AlHashmi disse: “Aumentar o acesso dos muçulmanos aos serviços financeiros é um dos possíveis benefícios das criptomoedas que cumprem a lei Sharia. Além disso, as criptomoedas compatíveis com a sharia podem fornecer um mecanismo para os muçulmanos a quem foi negado o acesso ao sistema bancário convencional realizarem transações financeiras de acordo com as suas opiniões religiosas.” Ele continuou dizendo:
“Mais investimento de capital na banca islâmica também pode ser um resultado favorável. Na medida em que as criptomoedas possam ser compatíveis com a Sharia, elas poderão atrair muçulmanos que procuram investimentos que respeitem os seus princípios religiosos.
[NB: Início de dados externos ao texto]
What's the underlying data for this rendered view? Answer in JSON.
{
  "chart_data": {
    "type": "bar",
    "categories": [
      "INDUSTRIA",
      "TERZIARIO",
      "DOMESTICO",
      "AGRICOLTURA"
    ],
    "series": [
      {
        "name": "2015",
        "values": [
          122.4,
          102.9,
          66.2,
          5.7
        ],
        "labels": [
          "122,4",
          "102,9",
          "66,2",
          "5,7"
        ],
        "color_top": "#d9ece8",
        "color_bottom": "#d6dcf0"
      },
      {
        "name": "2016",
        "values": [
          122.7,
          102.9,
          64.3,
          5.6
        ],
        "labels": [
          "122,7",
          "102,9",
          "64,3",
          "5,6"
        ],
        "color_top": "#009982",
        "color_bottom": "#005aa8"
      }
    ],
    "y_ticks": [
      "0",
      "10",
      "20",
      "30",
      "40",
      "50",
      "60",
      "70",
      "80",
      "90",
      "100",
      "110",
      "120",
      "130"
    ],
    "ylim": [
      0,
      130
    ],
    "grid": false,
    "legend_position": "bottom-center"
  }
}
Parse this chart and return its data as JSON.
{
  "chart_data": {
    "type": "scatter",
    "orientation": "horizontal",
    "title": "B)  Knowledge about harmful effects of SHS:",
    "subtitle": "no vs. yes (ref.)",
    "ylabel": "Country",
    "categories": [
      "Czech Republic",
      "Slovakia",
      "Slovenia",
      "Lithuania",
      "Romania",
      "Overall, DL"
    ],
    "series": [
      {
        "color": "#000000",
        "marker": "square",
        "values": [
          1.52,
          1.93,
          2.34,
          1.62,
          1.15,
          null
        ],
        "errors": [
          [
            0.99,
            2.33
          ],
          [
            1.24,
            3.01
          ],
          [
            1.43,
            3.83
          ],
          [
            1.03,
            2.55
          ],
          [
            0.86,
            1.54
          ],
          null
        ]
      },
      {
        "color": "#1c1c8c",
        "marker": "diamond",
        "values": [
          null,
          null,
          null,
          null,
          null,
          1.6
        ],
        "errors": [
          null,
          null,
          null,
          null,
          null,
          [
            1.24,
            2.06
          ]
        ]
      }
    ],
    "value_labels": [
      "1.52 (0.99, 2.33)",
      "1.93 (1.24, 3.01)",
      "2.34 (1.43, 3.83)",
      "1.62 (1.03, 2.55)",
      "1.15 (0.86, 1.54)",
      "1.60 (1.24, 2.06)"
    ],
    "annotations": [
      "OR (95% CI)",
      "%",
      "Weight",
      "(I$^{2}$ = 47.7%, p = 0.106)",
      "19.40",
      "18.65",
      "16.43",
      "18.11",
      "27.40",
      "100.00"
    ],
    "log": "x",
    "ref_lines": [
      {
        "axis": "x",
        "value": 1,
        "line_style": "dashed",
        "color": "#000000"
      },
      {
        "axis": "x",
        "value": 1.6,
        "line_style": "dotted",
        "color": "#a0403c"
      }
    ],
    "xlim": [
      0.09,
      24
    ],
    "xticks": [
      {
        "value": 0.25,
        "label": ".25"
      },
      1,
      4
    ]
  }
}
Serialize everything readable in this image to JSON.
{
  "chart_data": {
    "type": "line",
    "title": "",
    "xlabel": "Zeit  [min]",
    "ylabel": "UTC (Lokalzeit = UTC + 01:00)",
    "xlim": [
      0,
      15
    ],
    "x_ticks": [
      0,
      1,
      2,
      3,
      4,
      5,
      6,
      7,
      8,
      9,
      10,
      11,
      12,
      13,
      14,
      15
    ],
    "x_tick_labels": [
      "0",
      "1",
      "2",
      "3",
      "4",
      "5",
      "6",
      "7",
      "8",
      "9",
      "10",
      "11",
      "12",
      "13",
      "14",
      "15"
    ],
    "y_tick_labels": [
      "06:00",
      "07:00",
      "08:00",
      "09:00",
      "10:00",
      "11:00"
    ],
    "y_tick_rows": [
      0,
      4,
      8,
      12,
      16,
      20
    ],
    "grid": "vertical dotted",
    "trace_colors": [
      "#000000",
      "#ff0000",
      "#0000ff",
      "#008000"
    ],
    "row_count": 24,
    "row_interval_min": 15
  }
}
Por causa disso, poderá haver maior progresso e expansão na indústria financeira islâmica, o que é bom para a economia como um todo.”
À medida que o mundo financeiro continua a evoluir e que surgem novas tecnologias, será importante que os investidores muçulmanos considerem cuidadosamente a compatibilidade destes novos desenvolvimentos com os princípios das finanças islâmicas e garantam que estão alinhados com os objectivos éticos e sociais deste sistema.